Sprint Nextel Corp. spokesman John Taylor and other carrier representatives said it is too early to dissect the lessons learned from Katrina and how they might benefit Rita preparations. However, Sprint did learn after repairs from four hurricanes in five weeks in Florida last year "that we needed a better understanding of weather tracking," Taylor said.

That prompted Sprint to hire a private weather forecasting company to help predict areas of the worst damage so the company would know where best to deploy its crews.

Patrick Kimball, a spokesman for Verizon Wireless, said his company also learned a lot last year from the storms in Florida. But because of Katrina, "we"re being more proactive in establishing liaisons with public safety agencies in advance [of Rita] to let them know where there might be service disruptions and to facilitate access for our teams."

Kimball also said repair crews from surrounding areas have been offering relief to workers from the first storm. In fact, some Houston-area workers helped out near New Orleans but have been back long enough to help prepare for Rita.

Michael Coe, a spokesman for SBC Communications Inc., the major local network provider in Texas, said hundreds of SBC workers are already positioned in locations 20 miles to 50 miles from the Texas coastline. Dozens of telephone central offices were prepped for Rita as well, with emergency generators topped off with fuel and doors fortified.

SBC was not directly affected by Katrina but sent some crews to help other carriers, Coe said. "Year-round we do preparations and simulations, but Katrina drove home the type of damage that can be done. A major hurricane of Rita"s size hasn"t hit the Texas coast for decades, so we"re taking every step possible to respond as quickly and effectively as we can."

Coe said SBC crews may end up relying on cellular phones and satellite phones to coordinate its response should other communications fail.

T-Mobile said in a statement that it was trucking in microwave equipment to the region to facilitate data communication between its cellular sites and its network switches as a backup in the event T1 fixed-line service fails. The carrier was already adding wireless capacity in northern Houston and Austin, since people evacuating were using the network more.

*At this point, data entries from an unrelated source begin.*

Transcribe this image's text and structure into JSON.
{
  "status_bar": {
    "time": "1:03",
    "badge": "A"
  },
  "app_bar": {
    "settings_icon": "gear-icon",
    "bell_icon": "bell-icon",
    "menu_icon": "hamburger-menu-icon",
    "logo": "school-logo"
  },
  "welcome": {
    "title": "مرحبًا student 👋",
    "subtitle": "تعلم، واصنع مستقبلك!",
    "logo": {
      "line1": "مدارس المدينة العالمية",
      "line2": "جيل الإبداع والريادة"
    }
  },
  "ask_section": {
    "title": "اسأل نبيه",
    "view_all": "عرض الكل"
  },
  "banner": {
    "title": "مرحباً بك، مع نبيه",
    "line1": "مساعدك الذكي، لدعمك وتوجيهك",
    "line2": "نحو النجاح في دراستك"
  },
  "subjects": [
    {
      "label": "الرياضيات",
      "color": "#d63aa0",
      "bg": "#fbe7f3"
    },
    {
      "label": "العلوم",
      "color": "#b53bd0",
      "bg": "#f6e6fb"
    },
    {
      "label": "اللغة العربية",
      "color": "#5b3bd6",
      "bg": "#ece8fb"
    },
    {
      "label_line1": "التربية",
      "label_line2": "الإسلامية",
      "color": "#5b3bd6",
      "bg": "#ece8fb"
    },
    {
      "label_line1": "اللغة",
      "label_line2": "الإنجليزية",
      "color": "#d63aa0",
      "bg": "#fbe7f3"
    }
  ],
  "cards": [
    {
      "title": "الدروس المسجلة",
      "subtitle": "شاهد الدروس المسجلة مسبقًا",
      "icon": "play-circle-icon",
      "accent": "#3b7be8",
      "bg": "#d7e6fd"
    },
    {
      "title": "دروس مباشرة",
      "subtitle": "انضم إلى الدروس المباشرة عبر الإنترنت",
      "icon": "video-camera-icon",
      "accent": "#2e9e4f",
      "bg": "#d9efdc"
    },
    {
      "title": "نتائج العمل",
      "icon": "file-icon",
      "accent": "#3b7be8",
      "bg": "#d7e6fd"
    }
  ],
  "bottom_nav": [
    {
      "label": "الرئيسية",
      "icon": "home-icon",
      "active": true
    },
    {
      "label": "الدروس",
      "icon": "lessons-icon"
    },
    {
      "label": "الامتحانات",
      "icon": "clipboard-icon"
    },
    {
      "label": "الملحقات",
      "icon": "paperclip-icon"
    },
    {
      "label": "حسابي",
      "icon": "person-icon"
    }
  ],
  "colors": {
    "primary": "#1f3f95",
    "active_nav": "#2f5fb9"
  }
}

Satellite communications provider Inmarsat PLC said it will be providing voice and data communications to relief and federal government organizations, including the Federal Emergency Management Agency, the National Guard and the U.S. Department of Defense. Inmarsat recently realigned several satellite spotbeams to provide increased network capacity and to help ensure uninterrupted service, said spokesman Greg Kalish. Both U.S. senators from Louisiana will be equipped with satellite phones so they can communicate with emergency responders and federal officials during the storm.

Peter Siggins, a telecommunications consultant for the PA Consulting Group in Washington, said Rita"s arrival so soon after Katrina means carriers and others are sure to be on a high level of preparedness. Even if Rita is severe, "we should expect to see less impact [compared to] the scale of Katrina," he said.

A key ingredient to communications resilience will be electricity, meaning network operators will using backup generators and batteries if necessary, Siggins said. "If the operators have solid backup capacity, they should be OK," he said.

"All the carriers have good engineering organizations," Siggins said. "They are good at this stuff, but when they do encounter problems, it usually happens when they depend on third-party vendors or power suppliers. So if the power goes, it has a domino effect."

Siggins also warned that some carrier repair crews may be suffering from exhaustion from dealing with Katrina"s aftermath. "You"ve got another hurricane coming on the back of a huge catastrophic hurricane event, so the strain in terms of just the physical numbers of people to maintain or restore networks is huge," he said.